# Transferring locally uniformly convex norm by bounded linear operator from one Banach space to another

I'm trying to find a simple proof this theorem

Let $Y$ be a locally uniformly convex Banach space and $X$ be a Banach space and let $T$ be a bunded linear operator from $X$ into $Y$ such that for every bounded sequence $(x_n)_{n=1}^{\infty}$ in $X$ with $\|Tx_n-Tx\|\to 0$ we have that $$x\in \overline {span (x_n)_{n=1}^{\infty}}^{\|.\|}$$ (in particular, whenever $x\in \overline {conv (x_n)_{n=1}^{\infty}}^{\|.\|}$ , or weak-$\lim x_n=x$). Then $X$ is locally uniformly convex renormable.
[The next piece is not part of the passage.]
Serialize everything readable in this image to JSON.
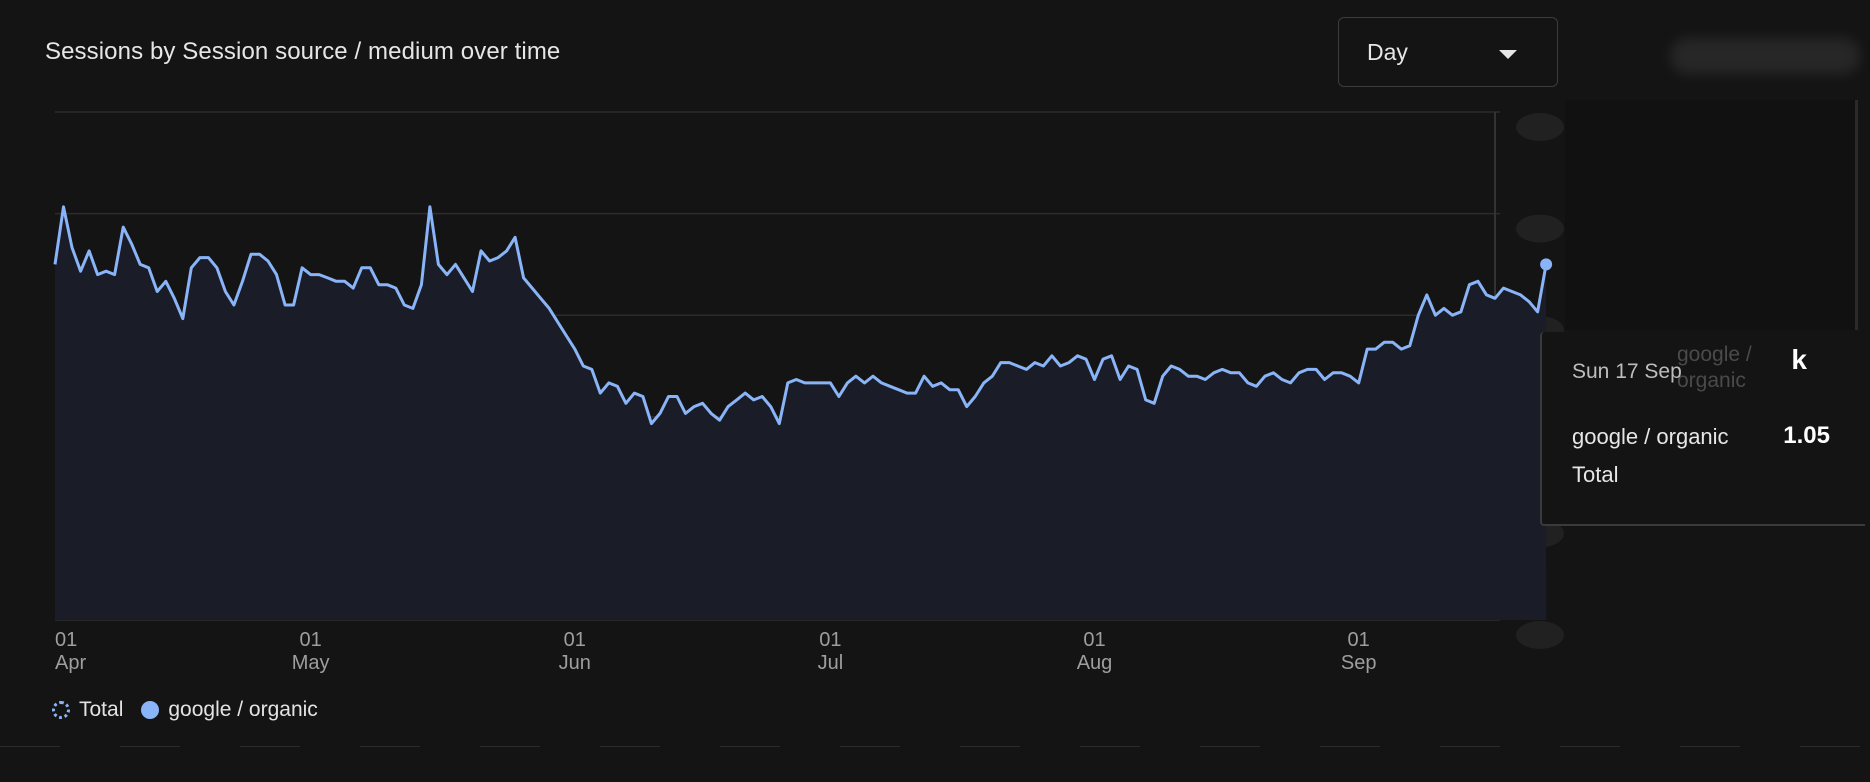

I think we need to use an equivalent norm as follow $$|x|=\|x\|+\|Tx\| \ \ \ \text{for all }x\in X$$ Is it correct? Any help will be appreciated! Thanks.

## 1 Answer

Transfer techniques is presented in Section 2 of Chapter II and in Section 2 of Chapter VII of the book Deville-Godefroy-Zizler, Smoothness and renormings in Banach spaces. Possibly some of this techniques can be adjusted to cases you are interested in.